A content strategy is more than just uploading blog posts, however. Content should be derived through analysing consumer search intent. Find out what your customers are searching for and deliver them a solution to it. There are many ways this tactic can work successfully, and fortunately, it’s one of our specialities at Curated.
Instagram might have a bit of a name for being a fashion-focused, influencer-heavy platform, but that doesn’t mean that most brands can’t benefit from the platform. With over 500 million daily users, it would be silly not to at least try it out. Plus, with the array of new features recently added to the site, including shoppable posts; where brands can tag links in the picture that potential customers can click or tap, it’s being “heralded” as the social platform for e-commerce.

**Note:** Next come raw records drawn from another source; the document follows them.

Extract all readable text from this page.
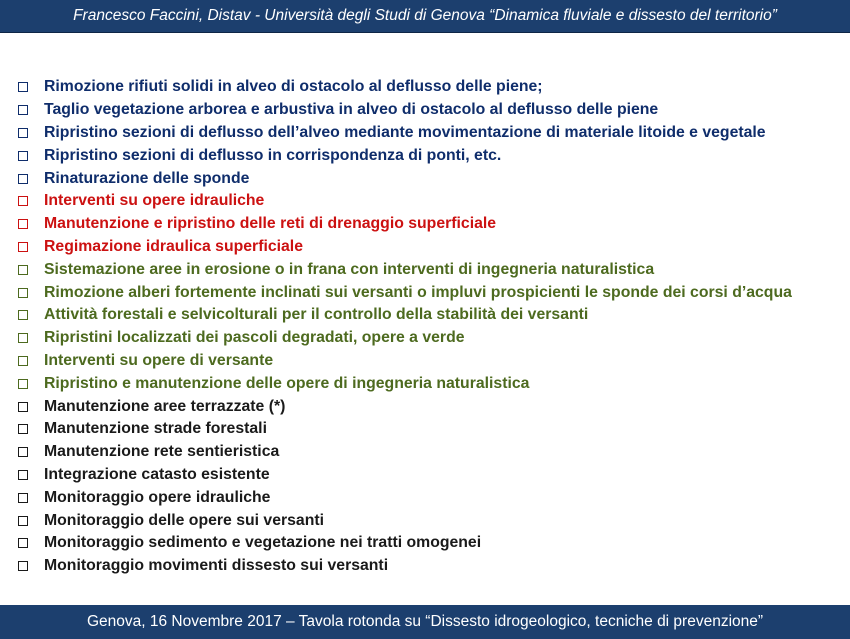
Francesco Faccini, Distav - Università degli Studi di Genova “Dinamica fluviale e dissesto del territorio”
Rimozione rifiuti solidi in alveo di ostacolo al deflusso delle piene;
Taglio vegetazione arborea e arbustiva in alveo di ostacolo al deflusso delle piene
Ripristino sezioni di deflusso dell’alveo mediante movimentazione di materiale litoide e vegetale
Ripristino sezioni di deflusso in corrispondenza di ponti, etc.
Rinaturazione delle sponde
Interventi su opere idrauliche
Manutenzione e ripristino delle reti di drenaggio superficiale
Regimazione idraulica superficiale
Sistemazione aree in erosione o in frana con interventi di ingegneria naturalistica
Rimozione alberi fortemente inclinati sui versanti o impluvi prospicienti le sponde dei corsi d’acqua
Attività forestali e selvicolturali per il controllo della stabilità dei versanti
Ripristini localizzati dei pascoli degradati, opere a verde
Interventi su opere di versante
Ripristino e manutenzione delle opere di ingegneria naturalistica
Manutenzione aree terrazzate (*)
Manutenzione strade forestali
Manutenzione rete sentieristica
Integrazione catasto esistente
Monitoraggio opere idrauliche
Monitoraggio delle opere sui versanti
Monitoraggio sedimento e vegetazione nei tratti omogenei
Monitoraggio movimenti dissesto sui versanti
Genova, 16 Novembre 2017 – Tavola rotonda su “Dissesto idrogeologico, tecniche di prevenzione”
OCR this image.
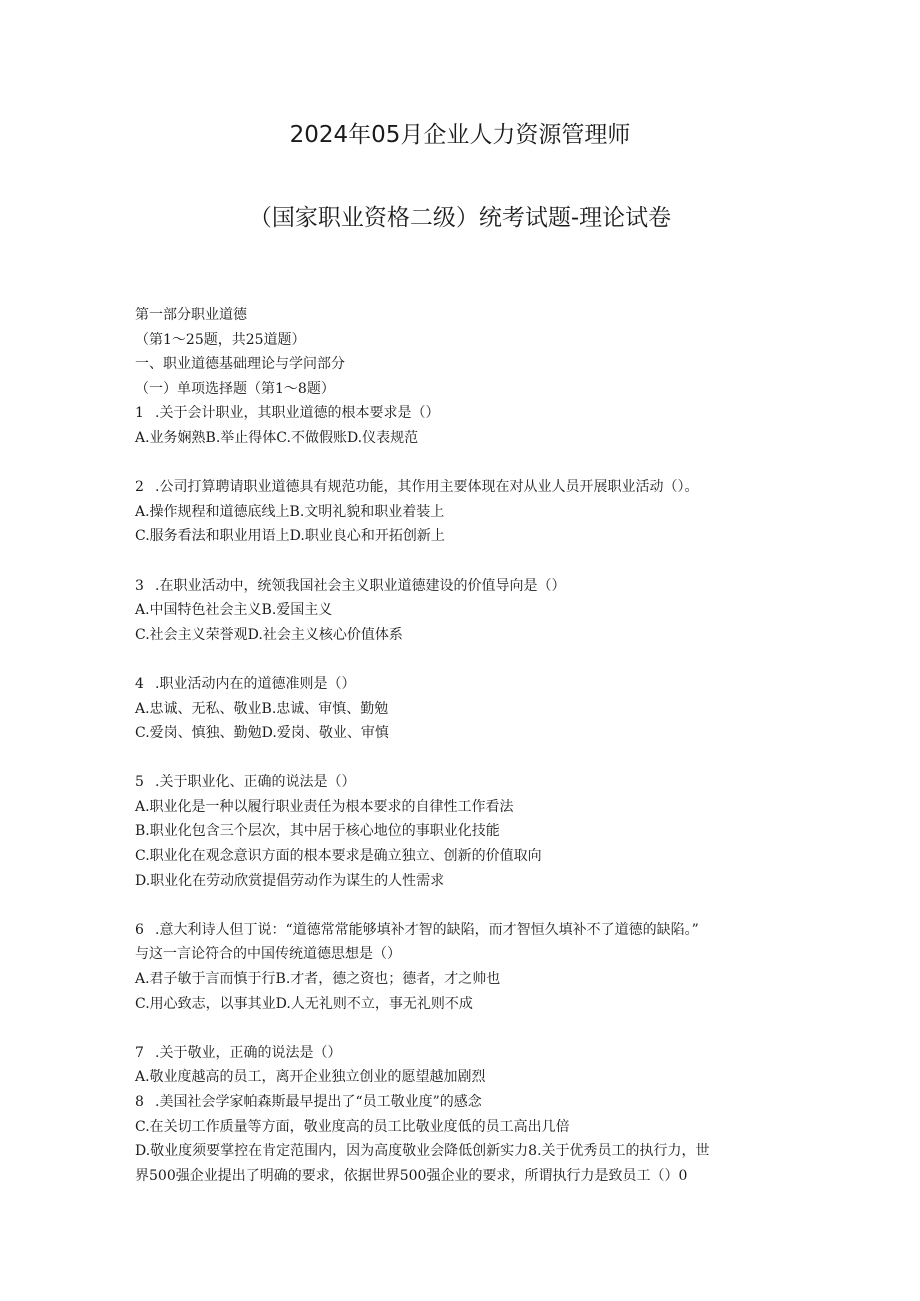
2024年05月企业人力资源管理师
（国家职业资格二级）统考试题-理论试卷
第一部分职业道德
（第1～25题，共25道题）
一、职业道德基础理论与学问部分
（一）单项选择题（第1～8题）
1 .关于会计职业，其职业道德的根本要求是（）
A.业务娴熟B.举止得体C.不做假账D.仪表规范
2 .公司打算聘请职业道德具有规范功能，其作用主要体现在对从业人员开展职业活动（）。
A.操作规程和道德底线上B.文明礼貌和职业着装上
C.服务看法和职业用语上D.职业良心和开拓创新上
3 .在职业活动中，统领我国社会主义职业道德建设的价值导向是（）
A.中国特色社会主义B.爱国主义
C.社会主义荣誉观D.社会主义核心价值体系
4 .职业活动内在的道德准则是（）
A.忠诚、无私、敬业B.忠诚、审慎、勤勉
C.爱岗、慎独、勤勉D.爱岗、敬业、审慎
5 .关于职业化、正确的说法是（）
A.职业化是一种以履行职业责任为根本要求的自律性工作看法
B.职业化包含三个层次，其中居于核心地位的事职业化技能
C.职业化在观念意识方面的根本要求是确立独立、创新的价值取向
D.职业化在劳动欣赏提倡劳动作为谋生的人性需求
6 .意大利诗人但丁说：“道德常常能够填补才智的缺陷，而才智恒久填补不了道德的缺陷。”
与这一言论符合的中国传统道德思想是（）
A.君子敏于言而慎于行B.才者，德之资也；德者，才之帅也
C.用心致志，以事其业D.人无礼则不立，事无礼则不成
7 .关于敬业，正确的说法是（）
A.敬业度越高的员工，离开企业独立创业的愿望越加剧烈
8 .美国社会学家帕森斯最早提出了“员工敬业度”的感念
C.在关切工作质量等方面，敬业度高的员工比敬业度低的员工高出几倍
D.敬业度须要掌控在肯定范围内，因为高度敬业会降低创新实力8.关于优秀员工的执行力，世
界500强企业提出了明确的要求，依据世界500强企业的要求，所谓执行力是致员工（）0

In the past, brands were only able to link to their site in the bio or through their Instagram stories. Adding products to your posts and stories in this way is a direct path for your followers to become customers.
5. All Socials lined up
One important digital marketing step is making sure your wider social media strategy is aligned and working for your brand. Curated do this by conducting a ‘Social Audit’ to see what competitors are doing and what platform’s your brand could better exploit.
Each platform has its own style, but the main thing to corroborate when developing your social media strategy is to work consistent messaging efficiently into every platform. Reproducing the same content on each platform will most likely not do you any favours, but if you’re advertising a discount or a new product launch on one, make sure it’s mirrored on all the others. You just need to tweak the medium depending on the platform. For example, Instagram might favor imagery whereas Facebook could prefer video. You may even have some customers who only follow you on one platform. As such, you want to make sure you’re getting the largest reach you can to help drive the most potential new business.
6. Incorporate paid advertising into your strategy
What a lot of brands get wrong about ‘paid’ is that they think it’s the answer to all of their problems when it comes to lead generation. Although it’s incredibly useful and important to implement paid advertising from a sales perspective, it should never be the sole focus of your strategy.
When trying to boost sales, we would always recommend producing an integrated digital strategy encompassing social media and content strategy alongside running a set amount of paid ads to increase your audience, boost your brand recognition, and ultimately, drive sales. Paid is very useful in this sense because you can tailor what you want to push about your brand with every run of ads. This could be product, content, or a new service. But, the likelihood is, people won’t buy something unless they like and trust you, and that comes from a good website with good UX, good content, and social strategy.
Paid advertising can be great for quick wins, but it can get expensive fast. So, you need someone who knows what they’re doing. However, long-term you should be looking an integrated, cross-channel approach that funnels potential consumers from discovering to brand to point of purchase. Each digital channel will play a significant role somewhere along that line for your business.
7. AI: looking to the future
We’re not sure what AI is going to look like in the future, but our main advice for how it’s going to affect e-commerce is: be ready for it. Don’t shy away from new methods that are being introduced, like chatbots by thinking they are too ‘high tech’. In fact, a study by Business insider predicts that 85% of customer interactions will be made without human interference by 2020, so it’s better to delve into it now instead of getting caught behind later.